Abstract

Abstract Cloud microphysical processes are an important facet of atmospheric modeling, as they can control the initiation and rates of snowfall. Thus, parameterizations of these processes have important implications for modeling seasonal snow accumulation. We conduct experiments with the Weather Research and Forecasting (WRF V4.3.3) Model using three different microphysics parameterizations, including a sophisticated new scheme (ISHMAEL). Simulations are conducted for two cold seasons (2018 and 2019) centered on the Colorado Rockies’ ∼750-km2 East River watershed. Precipitation efficiencies are quantified using a drying-ratio mass budget approach and point evaluations are performed against three NRCS SNOTEL stations.

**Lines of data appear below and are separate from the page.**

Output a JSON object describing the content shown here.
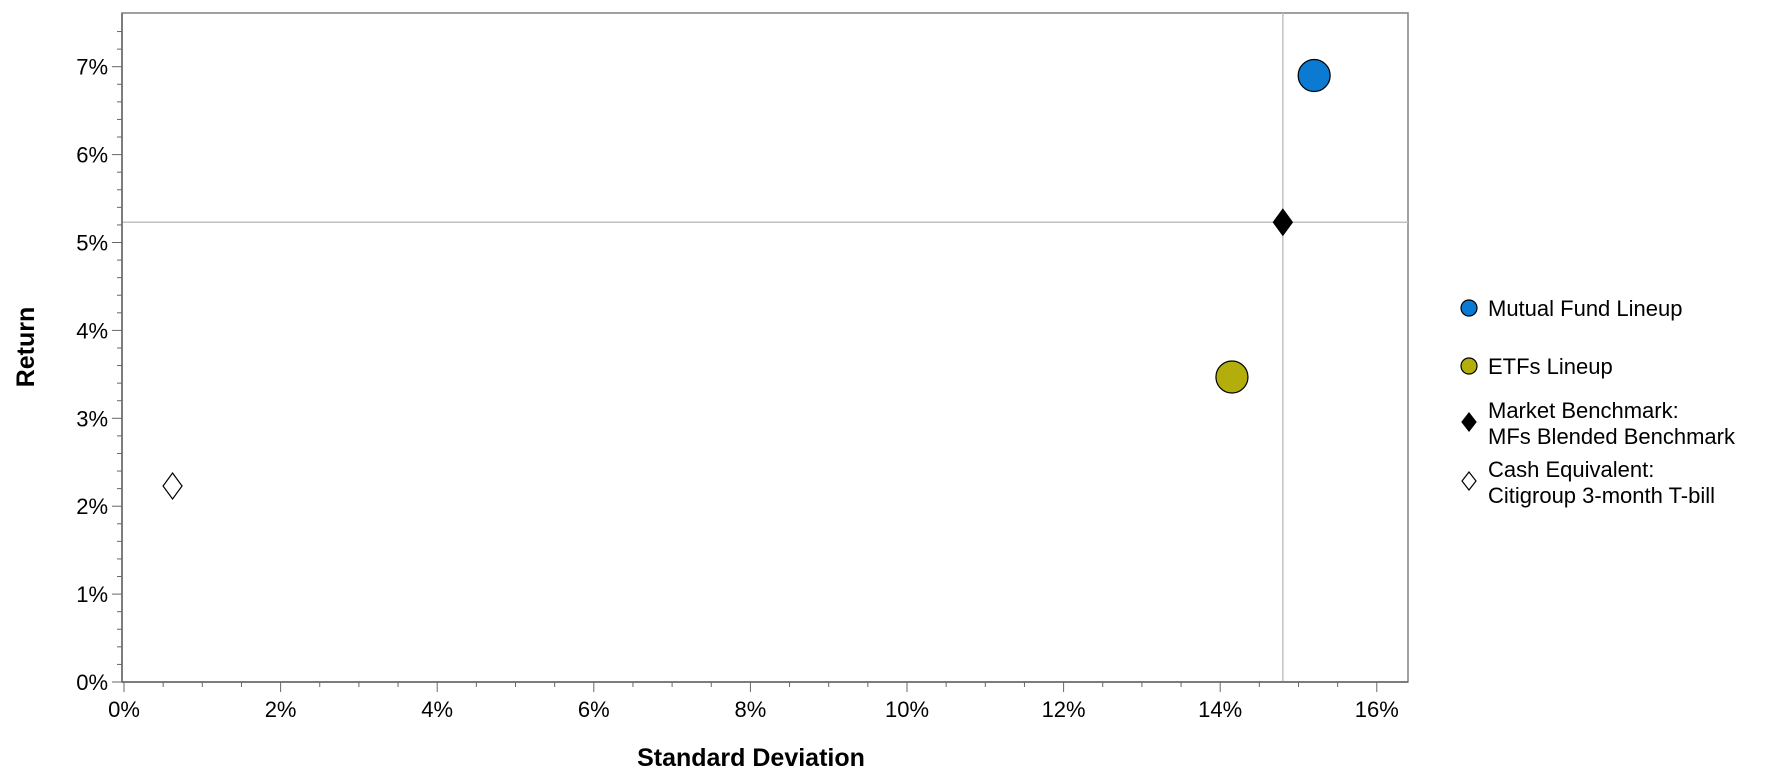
{
  "chart_data": {
    "type": "scatter",
    "xlabel": "Standard Deviation",
    "ylabel": "Return",
    "xlim": [
      0,
      16.3
    ],
    "ylim": [
      0,
      7.6
    ],
    "x_ticks": [
      "0%",
      "2%",
      "4%",
      "6%",
      "8%",
      "10%",
      "12%",
      "14%",
      "16%"
    ],
    "y_ticks": [
      "0%",
      "1%",
      "2%",
      "3%",
      "4%",
      "5%",
      "6%",
      "7%"
    ],
    "reference_lines": {
      "x": 14.8,
      "y": 5.23
    },
    "grid": false,
    "legend_position": "right",
    "series": [
      {
        "name": "Mutual Fund Lineup",
        "label_lines": [
          "Mutual Fund Lineup"
        ],
        "marker": "circle",
        "size": "large",
        "color": "#0A7AD2",
        "points": [
          {
            "x": 15.2,
            "y": 6.9
          }
        ]
      },
      {
        "name": "ETFs Lineup",
        "label_lines": [
          "ETFs Lineup"
        ],
        "marker": "circle",
        "size": "large",
        "color": "#B3AE0C",
        "points": [
          {
            "x": 14.15,
            "y": 3.47
          }
        ]
      },
      {
        "name": "Market Benchmark: MFs Blended Benchmark",
        "label_lines": [
          "Market Benchmark:",
          "MFs Blended Benchmark"
        ],
        "marker": "diamond",
        "size": "medium",
        "color": "#000000",
        "points": [
          {
            "x": 14.8,
            "y": 5.23
          }
        ]
      },
      {
        "name": "Cash Equivalent: Citigroup 3-month T-bill",
        "label_lines": [
          "Cash Equivalent:",
          "Citigroup 3-month T-bill"
        ],
        "marker": "diamond",
        "size": "medium",
        "color": "#FFFFFF",
        "points": [
          {
            "x": 0.62,
            "y": 2.23
          }
        ]
      }
    ]
  }
}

Precipitation and meteorological outputs from each are used to force a land surface model (Noah-MP) so that peak snow accumulation can be compared against airborne snow lidar products. We find that microphysical parameterization choice alone has a modest impact on total precipitation on the order of ±3% watershed-wide, and as high as 15% for certain regions, similar to other studies comparing the same parameterizations. Precipitation biases evaluated against SNOTEL are 15% ± 13%. WRF Noah-MP configurations produced snow water equivalents with good correlations with airborne lidar products at a 1-km spatial resolution: Pearson’s r values of 0.9, RMSEs between 8 and 17 cm, and percent biases of 3%–15%. Noah-MP with precipitation from the PRISM geostatistical precipitation product leads to a peak SWE underestimation of 32% in both years examined, and a weaker spatial correlation than the WRF configurations. We fall short of identifying a clearly superior microphysical parameterization but conclude that snow lidar is a valuable nontraditional indicator of model performance.